"[R]ecommended to anyone interested in multiculturalism and migration....[and] food for thought also for scholars studying migration in less privileged contexts."--Social Anthropology
In this compelling study of the children of serial migrants, Danau Tanu argues that the international schools they attend promote an ideology of being "international" that is Eurocentric. Despite the cosmopolitan rhetoric, hierarchies of race, culture and class shape popularity, friendships, and romance on campus.

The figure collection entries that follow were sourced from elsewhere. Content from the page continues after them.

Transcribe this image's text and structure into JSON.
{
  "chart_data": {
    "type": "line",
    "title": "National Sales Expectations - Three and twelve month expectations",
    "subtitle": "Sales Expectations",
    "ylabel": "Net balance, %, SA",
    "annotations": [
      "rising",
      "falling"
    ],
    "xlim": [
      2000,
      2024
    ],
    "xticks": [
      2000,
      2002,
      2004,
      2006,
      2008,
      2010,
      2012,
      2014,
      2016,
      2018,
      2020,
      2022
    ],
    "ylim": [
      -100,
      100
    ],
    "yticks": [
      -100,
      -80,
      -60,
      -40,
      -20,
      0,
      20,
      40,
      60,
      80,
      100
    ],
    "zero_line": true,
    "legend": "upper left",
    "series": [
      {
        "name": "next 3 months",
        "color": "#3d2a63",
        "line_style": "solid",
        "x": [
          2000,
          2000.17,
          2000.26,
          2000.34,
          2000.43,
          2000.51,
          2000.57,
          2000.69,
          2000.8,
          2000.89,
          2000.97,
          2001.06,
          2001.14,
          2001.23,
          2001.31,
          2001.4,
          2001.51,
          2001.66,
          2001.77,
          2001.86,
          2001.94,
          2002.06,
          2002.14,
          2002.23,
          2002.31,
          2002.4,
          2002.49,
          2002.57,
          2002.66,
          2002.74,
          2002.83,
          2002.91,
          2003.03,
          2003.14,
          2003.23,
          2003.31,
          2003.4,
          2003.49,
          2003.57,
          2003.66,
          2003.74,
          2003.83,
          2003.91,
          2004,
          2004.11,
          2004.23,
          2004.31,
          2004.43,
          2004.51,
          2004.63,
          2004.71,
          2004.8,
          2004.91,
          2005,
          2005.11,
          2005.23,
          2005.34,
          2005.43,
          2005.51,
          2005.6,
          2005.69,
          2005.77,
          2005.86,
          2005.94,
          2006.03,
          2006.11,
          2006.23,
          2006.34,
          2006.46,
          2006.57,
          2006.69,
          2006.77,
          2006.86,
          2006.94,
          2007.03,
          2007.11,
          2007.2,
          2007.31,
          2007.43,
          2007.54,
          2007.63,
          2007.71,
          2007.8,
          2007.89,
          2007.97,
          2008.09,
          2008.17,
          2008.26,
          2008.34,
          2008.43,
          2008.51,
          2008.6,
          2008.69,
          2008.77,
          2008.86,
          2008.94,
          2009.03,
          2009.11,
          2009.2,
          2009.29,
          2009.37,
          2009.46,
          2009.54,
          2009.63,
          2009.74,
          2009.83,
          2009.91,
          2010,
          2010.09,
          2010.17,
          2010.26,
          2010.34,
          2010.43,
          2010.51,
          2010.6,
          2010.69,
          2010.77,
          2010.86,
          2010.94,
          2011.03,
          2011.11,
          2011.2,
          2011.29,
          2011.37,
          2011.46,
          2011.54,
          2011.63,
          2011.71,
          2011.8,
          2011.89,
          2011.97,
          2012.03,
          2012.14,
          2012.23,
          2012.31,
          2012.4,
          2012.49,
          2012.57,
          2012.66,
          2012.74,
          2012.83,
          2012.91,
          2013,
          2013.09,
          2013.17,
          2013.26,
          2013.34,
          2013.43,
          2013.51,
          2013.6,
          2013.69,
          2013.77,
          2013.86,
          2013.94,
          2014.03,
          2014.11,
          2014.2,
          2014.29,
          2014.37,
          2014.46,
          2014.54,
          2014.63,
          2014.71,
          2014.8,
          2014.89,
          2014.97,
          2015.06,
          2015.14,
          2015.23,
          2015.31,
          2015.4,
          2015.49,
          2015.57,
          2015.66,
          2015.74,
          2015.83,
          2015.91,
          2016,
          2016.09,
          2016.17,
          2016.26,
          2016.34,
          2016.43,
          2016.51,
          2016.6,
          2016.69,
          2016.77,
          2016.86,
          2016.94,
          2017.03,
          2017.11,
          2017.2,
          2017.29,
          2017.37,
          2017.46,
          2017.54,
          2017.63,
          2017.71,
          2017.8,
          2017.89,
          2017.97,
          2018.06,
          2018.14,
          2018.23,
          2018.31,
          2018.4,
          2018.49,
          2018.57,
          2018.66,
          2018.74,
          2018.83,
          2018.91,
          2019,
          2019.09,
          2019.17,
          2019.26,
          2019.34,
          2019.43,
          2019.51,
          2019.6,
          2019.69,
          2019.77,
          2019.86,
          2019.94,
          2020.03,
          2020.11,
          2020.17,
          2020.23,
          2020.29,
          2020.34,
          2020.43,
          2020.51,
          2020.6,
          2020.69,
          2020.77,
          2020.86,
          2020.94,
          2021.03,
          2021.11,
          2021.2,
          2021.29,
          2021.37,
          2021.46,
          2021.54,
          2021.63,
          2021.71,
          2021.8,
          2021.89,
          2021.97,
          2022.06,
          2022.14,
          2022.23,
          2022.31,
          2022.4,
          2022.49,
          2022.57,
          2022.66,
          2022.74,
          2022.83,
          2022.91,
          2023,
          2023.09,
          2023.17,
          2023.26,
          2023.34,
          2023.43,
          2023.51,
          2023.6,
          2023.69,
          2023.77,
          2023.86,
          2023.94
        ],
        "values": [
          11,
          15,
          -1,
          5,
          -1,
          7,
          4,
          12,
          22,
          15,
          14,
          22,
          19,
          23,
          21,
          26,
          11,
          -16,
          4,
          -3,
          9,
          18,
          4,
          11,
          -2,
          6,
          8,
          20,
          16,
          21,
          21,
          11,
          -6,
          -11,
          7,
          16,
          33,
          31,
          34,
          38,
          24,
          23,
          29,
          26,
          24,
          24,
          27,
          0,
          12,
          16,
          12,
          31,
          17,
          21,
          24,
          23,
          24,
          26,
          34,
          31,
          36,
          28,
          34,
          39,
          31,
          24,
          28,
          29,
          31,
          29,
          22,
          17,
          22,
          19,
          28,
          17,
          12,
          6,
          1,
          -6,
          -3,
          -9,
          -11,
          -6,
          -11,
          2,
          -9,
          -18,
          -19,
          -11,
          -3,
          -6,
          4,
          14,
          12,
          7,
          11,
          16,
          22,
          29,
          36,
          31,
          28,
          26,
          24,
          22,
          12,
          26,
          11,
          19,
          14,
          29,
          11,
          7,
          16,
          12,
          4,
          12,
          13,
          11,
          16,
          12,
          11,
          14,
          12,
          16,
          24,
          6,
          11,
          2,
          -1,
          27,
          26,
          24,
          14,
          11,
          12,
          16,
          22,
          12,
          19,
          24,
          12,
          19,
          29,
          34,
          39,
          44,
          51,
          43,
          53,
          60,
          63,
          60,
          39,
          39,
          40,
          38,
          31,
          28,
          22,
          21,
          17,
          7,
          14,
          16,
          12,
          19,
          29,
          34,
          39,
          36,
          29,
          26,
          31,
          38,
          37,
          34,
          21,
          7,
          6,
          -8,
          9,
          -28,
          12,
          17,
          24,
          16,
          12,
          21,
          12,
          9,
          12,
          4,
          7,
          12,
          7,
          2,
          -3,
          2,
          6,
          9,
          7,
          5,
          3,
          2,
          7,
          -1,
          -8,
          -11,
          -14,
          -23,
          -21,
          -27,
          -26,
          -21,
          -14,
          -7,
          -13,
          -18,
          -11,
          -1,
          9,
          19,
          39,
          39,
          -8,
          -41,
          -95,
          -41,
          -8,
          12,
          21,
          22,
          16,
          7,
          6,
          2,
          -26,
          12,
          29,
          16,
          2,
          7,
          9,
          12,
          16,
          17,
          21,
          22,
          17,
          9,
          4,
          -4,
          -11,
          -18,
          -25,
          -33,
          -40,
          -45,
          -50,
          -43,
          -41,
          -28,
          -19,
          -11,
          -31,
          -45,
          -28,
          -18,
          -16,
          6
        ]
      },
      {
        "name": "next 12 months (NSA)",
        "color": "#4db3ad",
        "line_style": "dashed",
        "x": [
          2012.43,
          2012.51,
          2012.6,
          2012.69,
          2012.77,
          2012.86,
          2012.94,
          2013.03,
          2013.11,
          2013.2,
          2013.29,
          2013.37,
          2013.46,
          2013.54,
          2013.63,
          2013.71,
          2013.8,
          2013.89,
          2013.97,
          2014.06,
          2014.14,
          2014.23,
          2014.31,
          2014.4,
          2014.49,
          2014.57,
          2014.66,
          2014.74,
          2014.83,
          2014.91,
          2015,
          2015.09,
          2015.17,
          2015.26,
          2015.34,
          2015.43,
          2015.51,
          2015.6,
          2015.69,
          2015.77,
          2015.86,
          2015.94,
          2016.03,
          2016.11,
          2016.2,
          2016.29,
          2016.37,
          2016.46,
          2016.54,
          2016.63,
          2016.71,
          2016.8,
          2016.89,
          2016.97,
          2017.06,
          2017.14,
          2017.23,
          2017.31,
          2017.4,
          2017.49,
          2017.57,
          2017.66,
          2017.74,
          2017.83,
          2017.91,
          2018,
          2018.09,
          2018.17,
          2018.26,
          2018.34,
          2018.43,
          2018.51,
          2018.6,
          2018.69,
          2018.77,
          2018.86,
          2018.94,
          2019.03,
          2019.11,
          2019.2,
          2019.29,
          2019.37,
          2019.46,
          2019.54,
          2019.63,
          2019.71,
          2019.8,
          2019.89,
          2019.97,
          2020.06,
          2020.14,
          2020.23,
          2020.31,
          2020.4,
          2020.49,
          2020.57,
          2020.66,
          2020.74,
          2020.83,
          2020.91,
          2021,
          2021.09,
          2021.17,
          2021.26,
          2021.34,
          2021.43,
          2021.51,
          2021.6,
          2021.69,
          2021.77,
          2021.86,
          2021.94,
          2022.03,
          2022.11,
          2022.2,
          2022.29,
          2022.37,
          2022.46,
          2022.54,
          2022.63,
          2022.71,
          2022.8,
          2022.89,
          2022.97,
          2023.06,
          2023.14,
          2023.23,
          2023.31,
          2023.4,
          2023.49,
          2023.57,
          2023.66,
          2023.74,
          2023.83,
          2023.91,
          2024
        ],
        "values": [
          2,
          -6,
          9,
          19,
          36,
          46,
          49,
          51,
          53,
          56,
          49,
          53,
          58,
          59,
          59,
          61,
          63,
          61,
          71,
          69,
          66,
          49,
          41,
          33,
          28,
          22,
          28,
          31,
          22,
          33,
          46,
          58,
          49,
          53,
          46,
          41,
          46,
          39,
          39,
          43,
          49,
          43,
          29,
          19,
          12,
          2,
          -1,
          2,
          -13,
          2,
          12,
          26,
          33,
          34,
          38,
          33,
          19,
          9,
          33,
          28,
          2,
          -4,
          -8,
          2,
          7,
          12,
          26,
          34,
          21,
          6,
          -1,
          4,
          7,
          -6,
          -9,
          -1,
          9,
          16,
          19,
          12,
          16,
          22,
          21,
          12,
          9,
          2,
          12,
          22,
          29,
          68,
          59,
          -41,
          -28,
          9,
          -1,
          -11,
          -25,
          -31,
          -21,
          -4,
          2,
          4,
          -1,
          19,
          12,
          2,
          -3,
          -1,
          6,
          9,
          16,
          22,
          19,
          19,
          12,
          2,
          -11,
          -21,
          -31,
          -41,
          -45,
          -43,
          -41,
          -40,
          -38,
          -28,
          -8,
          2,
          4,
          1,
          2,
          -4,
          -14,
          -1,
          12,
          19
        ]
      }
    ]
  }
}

By going back to high school for a year, Tanu befriended transnational youth, often called "Third Culture Kids", to present their struggles with identity, belonging and internalized racism in their own words. The result is the first engaging, anthropological critique of the way Western-style cosmopolitanism is institutionalized as cultural capital to reproduce global socio-cultural inequalities.
From the introduction:
When I first went back to high school at thirty-something, I wanted to write a book about people who live in multiple countries as children and grow up into adults addicted to migrating. I wanted to write about people like Anne-Sophie Bolon who are popularly referred to as "Third Culture Kids" or "global nomads." ... I wanted to probe the contradiction between the celebrated image of "global citizens" and the economic privilege that makes their mobile lifestyle possible. From a personal angle, I was interested in exploring the voices among this population that had yet to be heard (particularly the voices of those of Asian descent) by documenting the persistence of culture, race, and language in defining social relations even among self-proclaimed cosmopolitan youth.